Mr. Friedman writes admiringly of the inhumane conditions at the Chinese factories that produce Apple products because those conditions, in the short term, produce results. Here in Indiana, while enduring the successful assault on worker’s most basic Human Right to assemble and freely enter into contracts we have often heard the argument deployed that maybe Unions were needed way back when but in today’s enlightened times, with its superior protections of worker’s rights, Unions are obsolete. One cannot be a sentient human being without wondering when the barbaric conditions of foreign factories, particularly Chinese factories, will finally push people to sustained collective action and the question then becomes will the United States of America, Home of the Free, Land of the Brave, back a brutal, Communist regime over the Individual. Judging from history, when that question comes to bear, the answer will be most disheartening.
Mr. Friedman offers no practical solutions to the United States breaking the death grip of the WTO and rebuilding its manufacturing base, something that requires a will to implement a long-term industrial policy that will benefit the American worker. Instead Mr. Friedman can only offer the observation that “the best jobs will require workers to have more and better education to make themselves above average,” and that “there is nothing more important than passing some kind of G.I. Bill for the 21st Century that ensures that every American has access to post-high school education,” ignoring the reality that State support for public colleges and universities has plummeted to historically low levels and the historically high level of debt that students are now graduating with, particularly older, displaced workers who have gone back to obtain further education, exactly the advice Mr. Friedman offers, or that even jobs that require a significant amount of education such as IT and engineering are being shipped offshore.

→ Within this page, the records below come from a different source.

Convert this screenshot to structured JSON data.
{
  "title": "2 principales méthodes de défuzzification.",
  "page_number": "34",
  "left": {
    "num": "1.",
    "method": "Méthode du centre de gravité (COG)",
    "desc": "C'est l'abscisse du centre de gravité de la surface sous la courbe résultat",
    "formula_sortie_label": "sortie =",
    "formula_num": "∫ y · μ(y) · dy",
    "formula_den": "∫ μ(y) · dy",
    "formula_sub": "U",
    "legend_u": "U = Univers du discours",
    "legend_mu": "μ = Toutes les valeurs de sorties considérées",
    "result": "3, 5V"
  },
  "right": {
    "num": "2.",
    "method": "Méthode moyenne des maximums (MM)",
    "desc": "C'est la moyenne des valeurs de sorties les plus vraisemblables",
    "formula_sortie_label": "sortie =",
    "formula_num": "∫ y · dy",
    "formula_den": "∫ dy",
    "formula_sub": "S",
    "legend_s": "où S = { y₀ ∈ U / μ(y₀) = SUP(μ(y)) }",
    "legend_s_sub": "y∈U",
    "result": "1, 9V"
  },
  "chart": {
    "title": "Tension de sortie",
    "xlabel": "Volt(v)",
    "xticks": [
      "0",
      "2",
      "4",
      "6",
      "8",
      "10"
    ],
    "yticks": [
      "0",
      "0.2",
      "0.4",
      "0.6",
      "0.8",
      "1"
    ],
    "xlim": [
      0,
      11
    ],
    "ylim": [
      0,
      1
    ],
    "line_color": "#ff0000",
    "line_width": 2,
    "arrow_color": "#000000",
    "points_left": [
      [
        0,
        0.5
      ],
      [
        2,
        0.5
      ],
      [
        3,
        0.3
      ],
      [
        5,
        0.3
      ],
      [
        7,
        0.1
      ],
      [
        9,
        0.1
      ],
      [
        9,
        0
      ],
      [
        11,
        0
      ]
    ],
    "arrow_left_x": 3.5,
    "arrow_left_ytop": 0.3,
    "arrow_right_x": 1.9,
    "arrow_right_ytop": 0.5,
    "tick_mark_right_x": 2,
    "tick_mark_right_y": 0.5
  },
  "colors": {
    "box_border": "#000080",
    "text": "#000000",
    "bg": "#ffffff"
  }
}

The problem for Mr. Friedman is that colleges and universities teach averages and there’s no getting around average. Average is the baseline for everything else, above average and below average. The great middle will always be average.
The question for the United States is what sort of Country do we want to be? What sort of future do we want to have? The laws of probability don’t exempt the United States and unless we change our fundamental mode of thinking about manufacturing and trade the probability is we will see a standard of living evolve in the United States that will rival the slums of Mumbai or Beijing.